Update from Attorney Daniel M. Surprenant
The Massachusetts chapter of the National Academy of Elder Law Attorneys, (“MassNAELA”) has filed legislation to correct a significant problem facing our seniors. The problem is related to Medicaid, also known as MassHealth. MassHealth has many programs available to help seniors stay at home with services and support instead of being forced to move to a skilled nursing facility. However, eligibility for the programs can be complicated and the income thresholds can limit many individuals from qualifying.
To be eligible for MassHealth assistance with the cost of home care, a senior is limited to $2,742 per month of gross income. If their income is even $1 dollar over that limit, they have to meet a deductible and spend down their income in excess of $542 before they can get services. It is nearly impossible for the senior to spend everything except for the $542 on medical care and still be able to pay other bills, such as rent, taxes, insurance, and food.
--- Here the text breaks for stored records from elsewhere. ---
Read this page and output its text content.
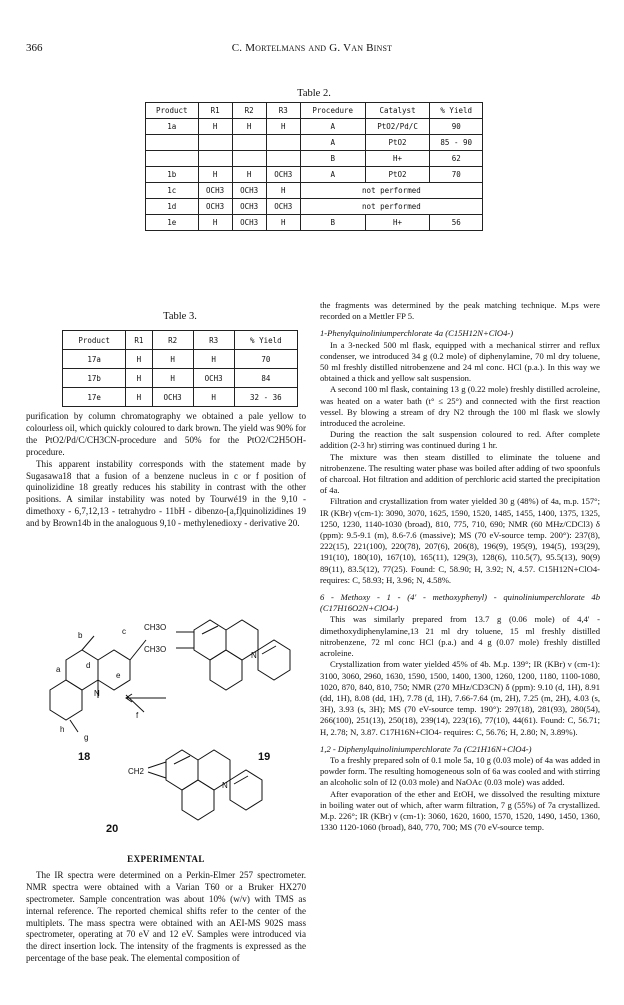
366	C. Mortelmans and G. Van Binst
Table 2.
Product	R1	R2	R3	Procedure	Catalyst	% Yield
1a	H	H	H	A	PtO2/Pd/C	90
				A	PtO2	85 - 90
				B	H+	62
1b	H	H	OCH3	A	PtO2	70
1c	OCH3	OCH3	H	not performed		
1d	OCH3	OCH3	OCH3	not performed		
1e	H	OCH3	H	B	H+	56
Table 3.
Product	R1	R2	R3	% Yield
17a	H	H	H	70
17b	H	H	OCH3	84
17e	H	OCH3	H	32 - 36

purification by column chromatography we obtained a pale yellow to colourless oil, which quickly coloured to dark brown. The yield was 90% for the PtO2/Pd/C/CH3CN-procedure and 50% for the PtO2/C2H5OH-procedure.

This apparent instability corresponds with the statement made by Sugasawa18 that a fusion of a benzene nucleus in c or f position of quinolizidine 18 greatly reduces his stability in contrast with the other positions. A similar instability was noted by Tourwé19 in the 9,10 - dimethoxy - 6,7,12,13 - tetrahydro - 11bH - dibenzo-[a,f]quinolizidines 19 and by Brown14b in the analoguous 9,10 - methylenedioxy - derivative 20.

b	c
a	d
e
f
h
g
N
18
CH3O
CH3O
N
19
CH2
N
20
EXPERIMENTAL

The IR spectra were determined on a Perkin-Elmer 257 spectrometer. NMR spectra were obtained with a Varian T60 or a Bruker HX270 spectrometer. Sample concentration was about 10% (w/v) with TMS as internal reference. The reported chemical shifts refer to the center of the multiplets. The mass spectra were obtained with an AEI-MS 902S mass spectrometer, operating at 70 eV and 12 eV. Samples were introduced via the direct insertion lock. The intensity of the fragments is expressed as the percentage of the base peak. The elemental composition of

the fragments was determined by the peak matching technique. M.ps were recorded on a Mettler FP 5.

1-Phenylquinoliniumperchlorate 4a (C15H12N+ClO4-)

In a 3-necked 500 ml flask, equipped with a mechanical stirrer and reflux condenser, we introduced 34 g (0.2 mole) of diphenylamine, 70 ml dry toluene, 50 ml freshly distilled nitrobenzene and 24 ml conc. HCl (p.a.). In this way we obtained a thick and yellow salt suspension.

A second 100 ml flask, containing 13 g (0.22 mole) freshly distilled acroleine, was heated on a water bath (t° ≤ 25°) and connected with the first reaction vessel. By blowing a stream of dry N2 through the 100 ml flask we slowly introduced the acroleine.

During the reaction the salt suspension coloured to red. After complete addition (2-3 hr) stirring was continued during 1 hr.

The mixture was then steam distilled to eliminate the toluene and nitrobenzene. The resulting water phase was boiled after adding of two spoonfuls of charcoal. Hot filtration and addition of perchloric acid started the precipitation of 4a.

Filtration and crystallization from water yielded 30 g (48%) of 4a, m.p. 157°; IR (KBr) ν(cm-1): 3090, 3070, 1625, 1590, 1520, 1485, 1455, 1400, 1375, 1325, 1250, 1230, 1140-1030 (broad), 810, 775, 710, 690; NMR (60 MHz/CDCl3) δ (ppm): 9.5-9.1 (m), 8.6-7.6 (massive); MS (70 eV-source temp. 200°): 237(8), 222(15), 221(100), 220(78), 207(6), 206(8), 196(9), 195(9), 194(5), 193(29), 191(10), 180(10), 167(10), 165(11), 129(3), 128(6), 110.5(7), 95.5(13), 90(9) 89(11), 83.5(12), 77(25). Found: C, 58.90; H, 3.92; N, 4.57. C15H12N+ClO4- requires: C, 58.93; H, 3.96; N, 4.58%.

6 - Methoxy - 1 - (4' - methoxyphenyl) - quinoliniumperchlorate 4b (C17H16O2N+ClO4-)

This was similarly prepared from 13.7 g (0.06 mole) of 4,4' - dimethoxydiphenylamine,13 21 ml dry toluene, 15 ml freshly distilled nitrobenzene, 72 ml conc HCl (p.a.) and 4 g (0.07 mole) freshly distilled acroleine.

Crystallization from water yielded 45% of 4b. M.p. 139°; IR (KBr) ν (cm-1): 3100, 3060, 2960, 1630, 1590, 1500, 1400, 1300, 1260, 1200, 1180, 1100-1080, 1020, 870, 840, 810, 750; NMR (270 MHz/CD3CN) δ (ppm): 9.10 (d, 1H), 8.91 (dd, 1H), 8.08 (dd, 1H), 7.78 (d, 1H), 7.66-7.64 (m, 2H), 7.25 (m, 2H), 4.03 (s, 3H), 3.93 (s, 3H); MS (70 eV-source temp. 190°): 297(18), 281(93), 280(54), 266(100), 251(13), 250(18), 239(14), 223(16), 77(10), 44(61). Found: C, 56.71; H, 2.78; N, 3.87. C17H16N+ClO4- requires: C, 56.76; H, 2.80; N, 3.89%).

1,2 - Diphenylquinoliniumperchlorate 7a (C21H16N+ClO4-)

To a freshly prepared soln of 0.1 mole 5a, 10 g (0.03 mole) of 4a was added in powder form. The resulting homogeneous soln of 6a was cooled and with stirring an alcoholic soln of I2 (0.03 mole) and NaOAc (0.03 mole) was added.

After evaporation of the ether and EtOH, we dissolved the resulting mixture in boiling water out of which, after warm filtration, 7 g (55%) of 7a crystallized. M.p. 226°; IR (KBr) ν (cm-1): 3060, 1620, 1600, 1570, 1520, 1490, 1450, 1360, 1330 1120-1060 (broad), 840, 770, 700; MS (70 eV-source temp.
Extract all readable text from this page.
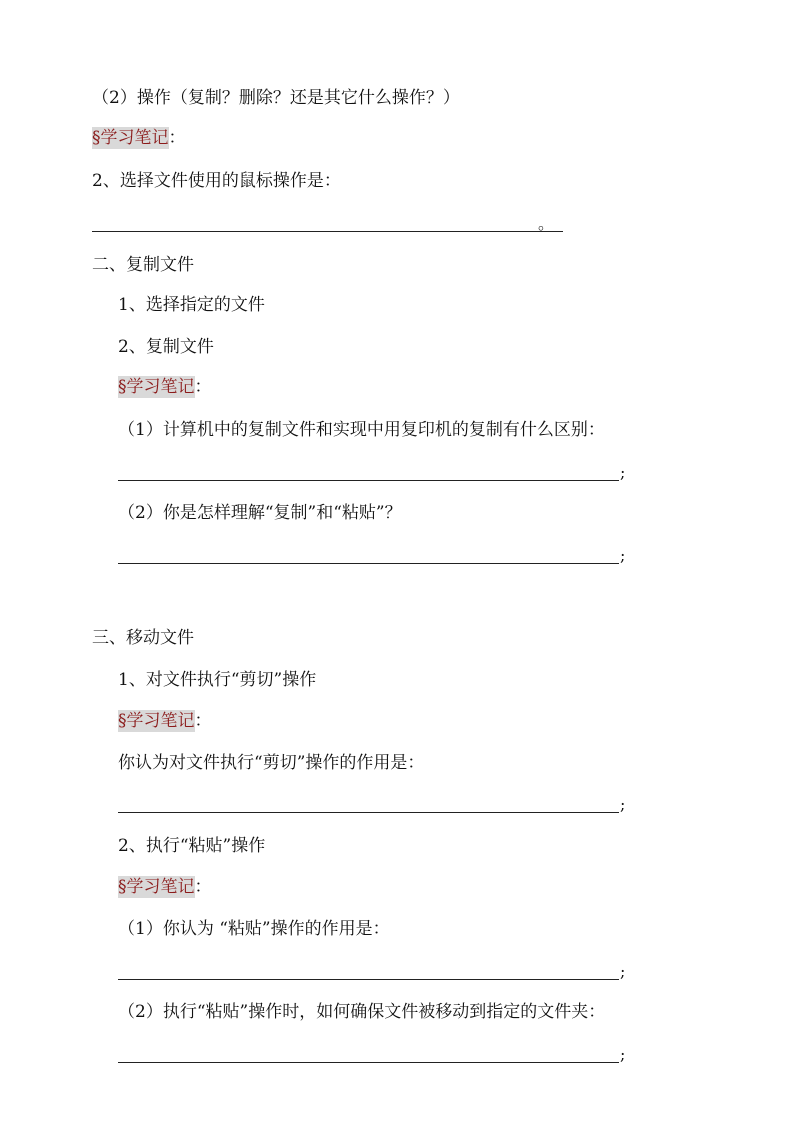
（2）操作（复制？删除？还是其它什么操作？）
§学习笔记：
2、选择文件使用的鼠标操作是：
。
二、复制文件
1、选择指定的文件
2、复制文件
§学习笔记：
（1）计算机中的复制文件和实现中用复印机的复制有什么区别：
;
（2）你是怎样理解“复制”和“粘贴”？
;
三、移动文件
1、对文件执行“剪切”操作
§学习笔记：
你认为对文件执行“剪切”操作的作用是：
;
2、执行“粘贴”操作
§学习笔记：
（1）你认为 “粘贴”操作的作用是：
;
（2）执行“粘贴”操作时，如何确保文件被移动到指定的文件夹：
;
As a result, often one of two things happen. The senior either ends up going to a skilled nursing facility where MassHealth will cover their full cost because there is no income limit (costing the Commonwealth more and forcing the senior out of their home too soon) or the senior stays home with insufficient care, putting them in danger. The latter can also mean higher costs if it results in repeated hospitalizations. Let’s also keep in mind that seniors prefer to stay in their home. An added benefit it that it also costs the Commonwealth of Massachusetts a lot less money to pay for care at home than for care in a skilled nursing facility.
The current legislation if called the Community Care Bill – An Act to Support Equal Access to Community Care for Elders and the Disabled. This bill would ease the financial barriers to community based MassHealth services through PACE (Programs of All-inclusive Care for the Elderly) and HCBS (Home and Community Based Services Waiver) for seniors and people with disabilities, by providing that applicants and enrollees in both programs with income over program limits be charged a premium equal to income above program income limits rather than a financially prohibitive deductible.
Representative Higgins and Senator Comerford initiated the following bills, HD753 and SD608. A fact sheet can be found here. These bills correct the issue by allowing a senior who is over the income limit to meet the deductible by just spending down their income that is over the limit.
- For example, the current threshold for benefits is $2,742. If the senior’s income is $3,000, they would have to spend $258 per month on their medical expenses before they could get assistance instead of $2,458 per month on medical expenses, which is the current law.
Please help us help MassNAELA fix this so more seniors can stay home with less costly support and services. Here’s how you can help:
- Reach out to your state representatives and senators.
- How to find your legislator: http://www.sec.state.ma.us/wheredoivotema/
- Type in your address and it will tell you who your state Rep and Senator are
- Click the name and it will take you to their contact information
- For more information, please contact Nomita Ganguly – firstname.lastname@example.org; 781.354.2444.
Letter Writing and Emailing
When there is time before a committee meeting or vote on a bill, writing a letter can be a very persuasive way of getting your message across to your legislator. Here are some dos and don’ts for making your letter as strong as possible.
- DO make sure you are sending your correspondence to the correct elected official!
- DO make sure you give your voting address. They’ll want to be confident that you are one of their constituents.
- DO be specific about the issue. List the bill number and the title of the bill, if known, and what the bill addresses.
- DO be brief. State your position in precise words and explain why you feel that way. Don’t be afraid to make it personal. Talk about why this issue matters to you. Also let your elected official know if you have personal expertise in, or experience with, the issue.
- DO ask that your legislator write back to you letting you know where they stand on the issue.
Calling your elected officials
When placing your call to a member of the Massachusetts State Legislature, you can call the legislator’s office directly or use the general number of (617) 722-2000 and ask to be connected to the correct office. If your elected official is unavailable to speak to you, ask to speak to the staff person who handles the issue you are concerned about.
- DO provide your name, address and phone number to confirm that you are a constituent and to give your legislator’s office an opportunity to get back in touch with you if needed.
We thank you in advance for you support on this issue. With approximately 10,000 baby boomers turning age 65 each day, this issue will only become worse with time.